Page 11 of The Summer Swap

It had been decades since anyone had mentioned that painting. She’d assumed—hoped—it had been forgotten.

But clearly not. Someone was asking questions.

Cecilia couldn’t breathe properly.

“Mom?” Kristen’s voice held a note of alarm. “Are you okay?”

“She’s not okay,” Winston said. “This party is too much. A huge public event when she’s still grieving—maybe it wasn’t such a great idea, Kris.”

Cecilia barely heard them. What was she going to do? How had a journalist ever found out about it? Neither she nor Cameron had spoken of it for years. They’d agreed that destroying it was the best course of action. He’d promised her he would get rid of it. So many years had passed that they’d been confident that the painting was forgotten.

Except it clearly hadn’t been forgotten.

A chill came over her and she rubbed her arms, trying to warm herself.

Why would someone be asking about that particular work now, after all this time?

If Cameron had done what he’d promised to do, then the painting shouldn’t still exist.

But what if he hadn’t? He’d made other promises he hadn’t kept.

“Mom? Are you all right? Do you remember a painting by that name?”

Feeling distinctly unwell, she assembled her features into an expression she hoped was suitably vague. “My memory isn’t what it was. I forget things.” If only. There were some things she would have been relieved to forget, and The Girl on the Shore was one of them. “If it once existed then your father must have destroyed it.”

It wasn’t entirely a lie. He was supposed to have done just that.

But she couldn’t squash the anxiety that the painting might still exist.

Winston frowned. “Could it be in a private collection?”

“Definitely not.” Kristen shook her head. “If that were the case then we would have a record of it. What does this journalist look like? I’ll go and talk to him.”

“Slightly shorter than me. Fifties? Glasses. Academic looking. He asked to talk to you, but I didn’t know where you were.”

Kristen’s cheeks turned pink, and she dropped her phone. “Sorry.” She stooped to retrieve it. “Right. I’ll talk to him.”

For the first time since his death, Cecilia wished Cameron were here. He would have dispatched the journalist with a few sharp words.

Her feeling of anxiety increased. “Why do we have journalists here?”

“Because we are celebrating Dad’s life and work. He’s probably an art editor, rather than a journalist.”

That explanation did nothing to soothe Cecilia’s anxiety. If the person asking the question was knowledgeable about art, then that was even more concerning.

“Uncle Winston!” Another voice came from outside her room, this time it was Todd, Kristen and Theo’s son.

Cecilia was relieved to see a friendly face. She was close to her grandchildren and considered that she’d been a better grandmother than she ever had been a mother.

Grandchildren were a second chance.

At twenty-eight years old, Todd was handsome, good-natured and very much his own man. Cameron and Theo had wanted him to study law, but Todd had chosen to major in environmental studies and sustainability, and nothing they said had changed his mind. There had been several uncomfortable family dinners during with Cameron had bellowed at him, and Theo had lectured him on secure careers and giving back to society (and also having a guaranteed income for life). Everyone had been tense except Todd, who had carried on calmly eating his dinner and asked for second helpings. Fortunately, his younger sister, Hannah, had stepped up and announced her wish to study medicine and be a surgeon just like her father, which had taken the heat off Todd.
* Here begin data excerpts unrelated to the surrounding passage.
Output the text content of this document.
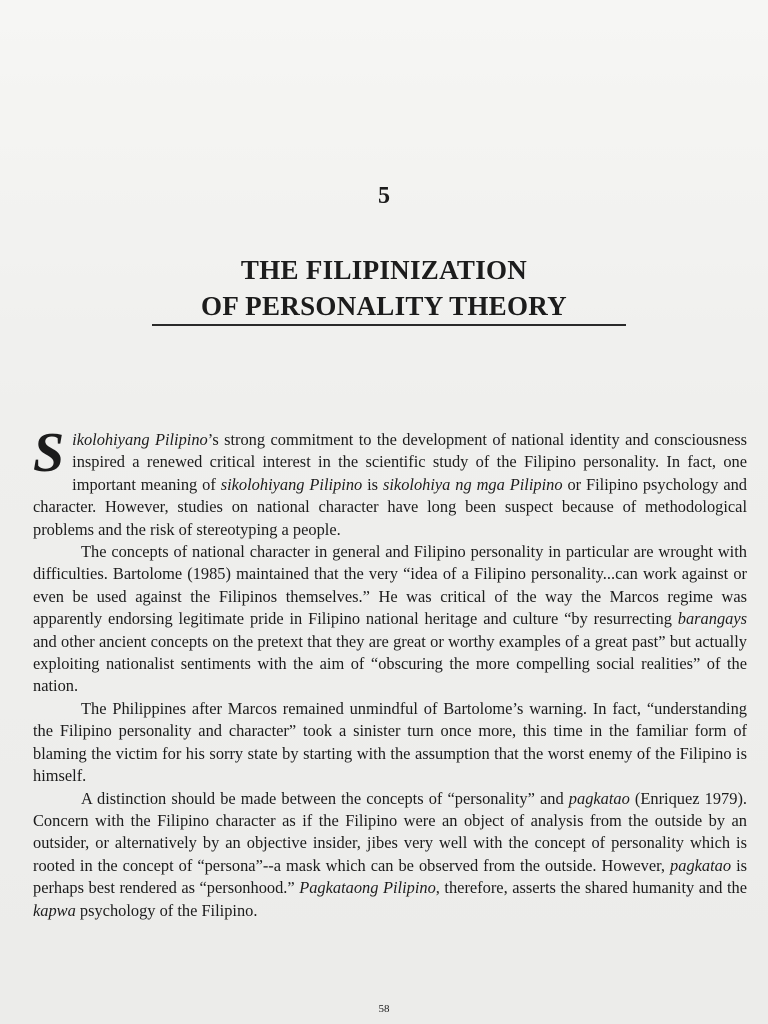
5
THE FILIPINIZATION
OF PERSONALITY THEORY

Sikolohiyang Pilipino’s strong commitment to the development of national identity and consciousness inspired a renewed critical interest in the scientific study of the Filipino personality. In fact, one important meaning of sikolohiyang Pilipino is sikolohiya ng mga Pilipino or Filipino psychology and character. However, studies on national character have long been suspect because of methodological problems and the risk of stereotyping a people.

The concepts of national character in general and Filipino personality in particular are wrought with difficulties. Bartolome (1985) maintained that the very “idea of a Filipino personality...can work against or even be used against the Filipinos themselves.” He was critical of the way the Marcos regime was apparently endorsing legitimate pride in Filipino national heritage and culture “by resurrecting barangays and other ancient concepts on the pretext that they are great or worthy examples of a great past” but actually exploiting nationalist sentiments with the aim of “obscuring the more compelling social realities” of the nation.

The Philippines after Marcos remained unmindful of Bartolome’s warning. In fact, “understanding the Filipino personality and character” took a sinister turn once more, this time in the familiar form of blaming the victim for his sorry state by starting with the assumption that the worst enemy of the Filipino is himself.

A distinction should be made between the concepts of “personality” and pagkatao (Enriquez 1979). Concern with the Filipino character as if the Filipino were an object of analysis from the outside by an outsider, or alternatively by an objective insider, jibes very well with the concept of personality which is rooted in the concept of “persona”--a mask which can be observed from the outside. However, pagkatao is perhaps best rendered as “personhood.” Pagkataong Pilipino, therefore, asserts the shared humanity and the kapwa psychology of the Filipino.

58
After Todd had graduated, he’d worked for a year for a Fortune 100 company trying to polish their green credentials before leaving to work for an artisan carpentry company that used reclaimed and sustainable materials. He’d trained as a carpenter and now he worked for himself, accepting commissions, and sometimes working freelance for the company who had originally employed him.

Cecilia admired his quiet strength. He listened respectfully to his parents’ views and then went ahead and did what he felt was right for him, undeterred by their strongly expressed opinions.

Todd was living the life he wanted to live. He was something of a hero to her.